Given the importance of protein-protein interactions and their vast numbers in comparison with datasets involving other types of molecules, we focus on them in this course.
Molecular interaction data can be generated using many different techniques, all of which have their strengths and weaknesses. However, it is important to stress that all molecular interaction data is to some degree artifactual. No single method can accurately reproduce a true binary interaction observed under physiological conditions.
The "boom" in molecular interaction research that we have experienced in the past few years has been caused by the increasingly wide availability of high throughput technologies that can potentially provide information on several thousand pairwise interactions at a time 11 . Such high-throughput studies can provide a global 'snapshot' of the molecular interactions that take place in a cell, an organism or as particular physiological context. This is known as the interactome.
Understanding the cellular machinery and identifying interactions that underpin particular physiological processes relies on the retrieval, organisation and analysis of these valuable data 11 . Efforts have been made in the protein interaction field towards addressing this challenge.
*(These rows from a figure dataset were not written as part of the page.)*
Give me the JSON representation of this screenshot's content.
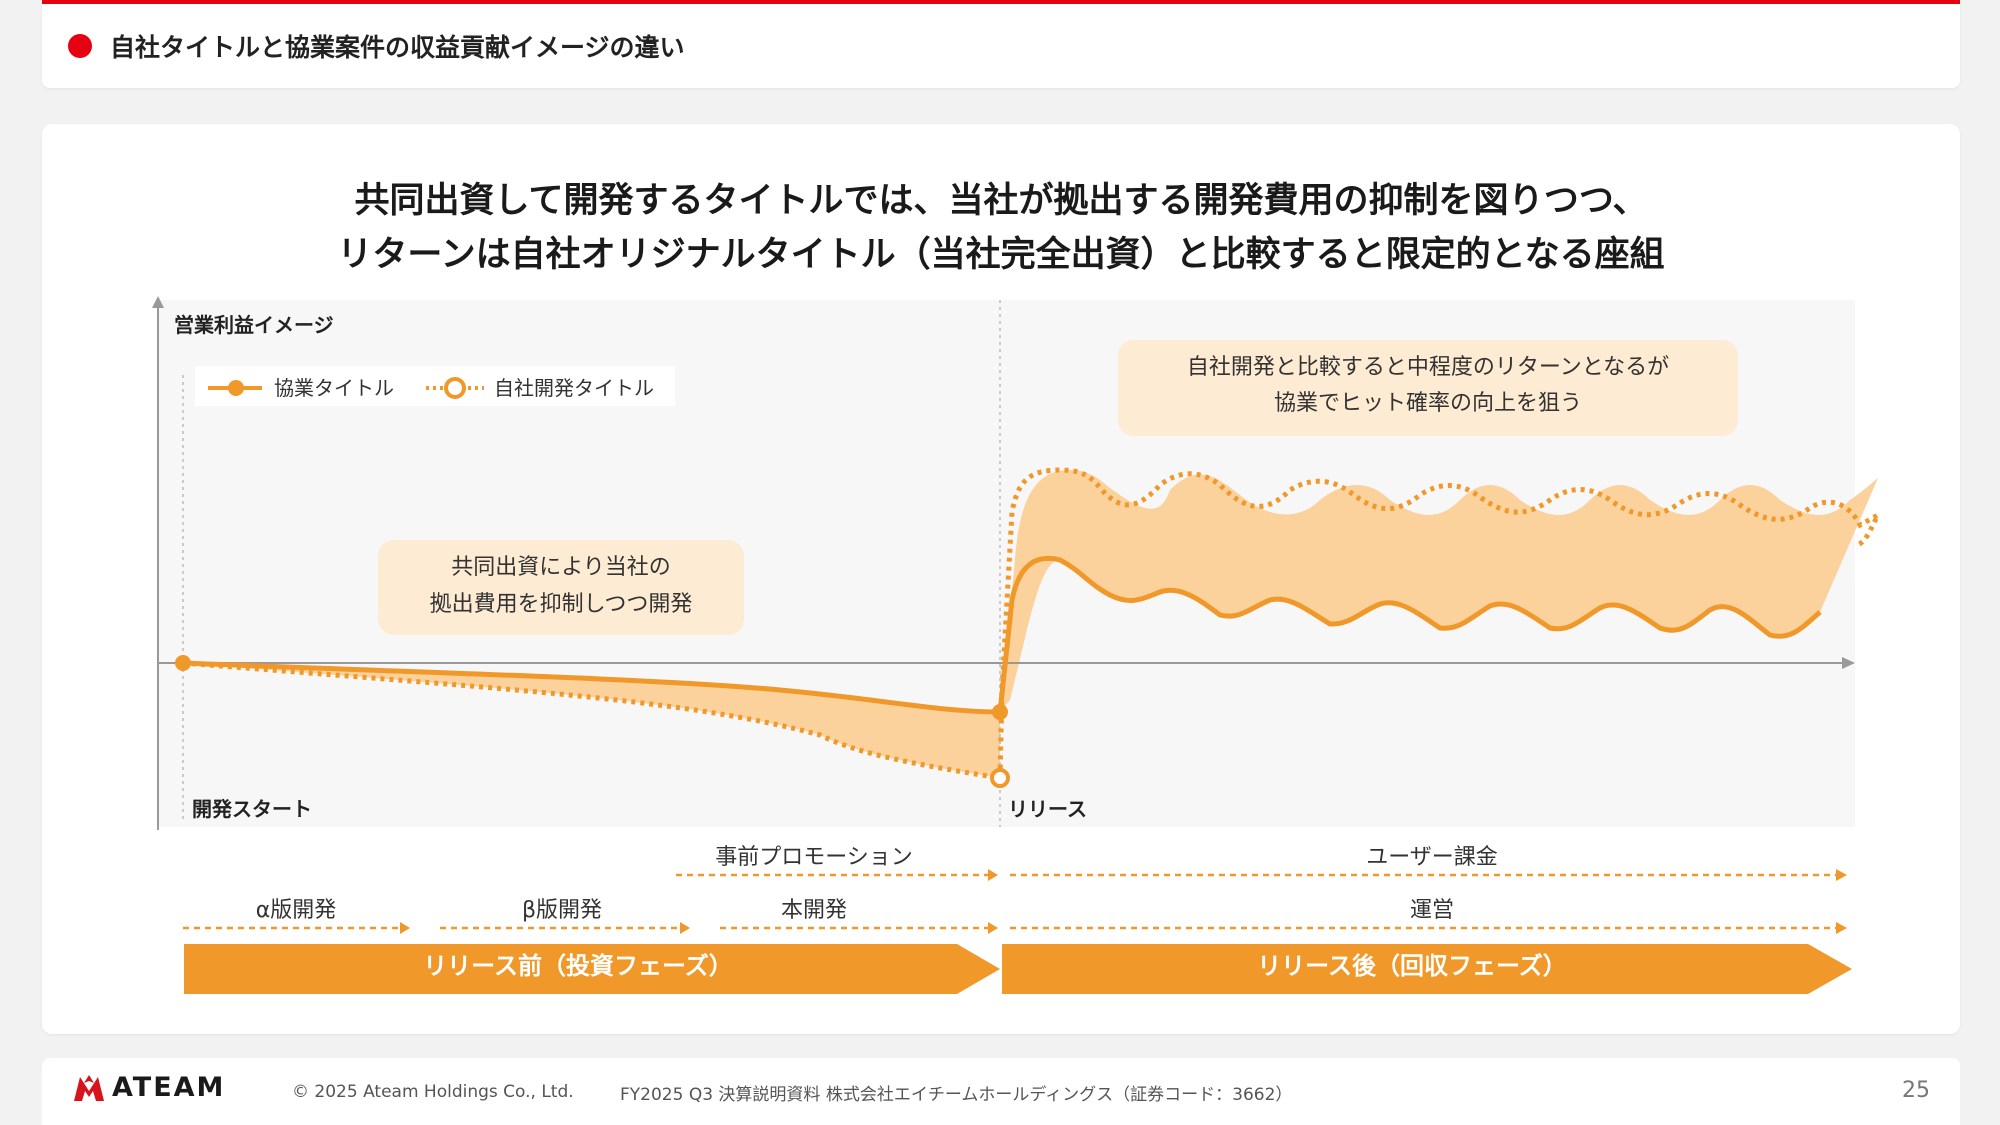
{
  "header": {
    "title": "自社タイトルと協業案件の収益貢献イメージの違い"
  },
  "headline": {
    "line1": "共同出資して開発するタイトルでは、当社が拠出する開発費用の抑制を図りつつ、",
    "line2": "リターンは自社オリジナルタイトル（当社完全出資）と比較すると限定的となる座組"
  },
  "diagram": {
    "y_axis_label": "営業利益イメージ",
    "legend": {
      "collab": "協業タイトル",
      "own": "自社開発タイトル"
    },
    "callout_pre": {
      "line1": "共同出資により当社の",
      "line2": "拠出費用を抑制しつつ開発"
    },
    "callout_post": {
      "line1": "自社開発と比較すると中程度のリターンとなるが",
      "line2": "協業でヒット確率の向上を狙う"
    },
    "dev_start": "開発スタート",
    "release": "リリース",
    "timeline": {
      "promotion": "事前プロモーション",
      "user_billing": "ユーザー課金",
      "alpha": "α版開発",
      "beta": "β版開発",
      "main_dev": "本開発",
      "operation": "運営",
      "phase_pre": "リリース前（投資フェーズ）",
      "phase_post": "リリース後（回収フェーズ）"
    },
    "colors": {
      "orange": "#f0982a",
      "fill": "#fbd19c",
      "band": "#f7f7f7",
      "callout": "#fdebd3"
    }
  },
  "footer": {
    "logo": "ATEAM",
    "copyright": "© 2025 Ateam Holdings Co., Ltd.",
    "note": "FY2025 Q3 決算説明資料 株式会社エイチームホールディングス（証券コード：3662）",
    "page": "25"
  }
}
Figure 1. Data obtained by interaction detection methods are stored and represented in databases. This figure is adapted from Koh et al.5 
This course will review some of the main techniques used to produce protein interaction data and discuss their respective advantages and disadvantages. We will discuss how the you should regard the reliability of each of the methods. We will also explain how the experimental data are captured electronically.
In nucleotide sequence databases, sequence data is represented simply as a string of letters. Representing protein interaction data is somewhat more complex. We need to use the correct identifiers for the molecules reported to interact; we also need to record the method used to detect the interaction, among other relevant information. Although there are ongoing significant international efforts to standardise how such information is reported and described and enable exchange of data among different public repositories, this field is not as mature as the nucleotide sequence-data field.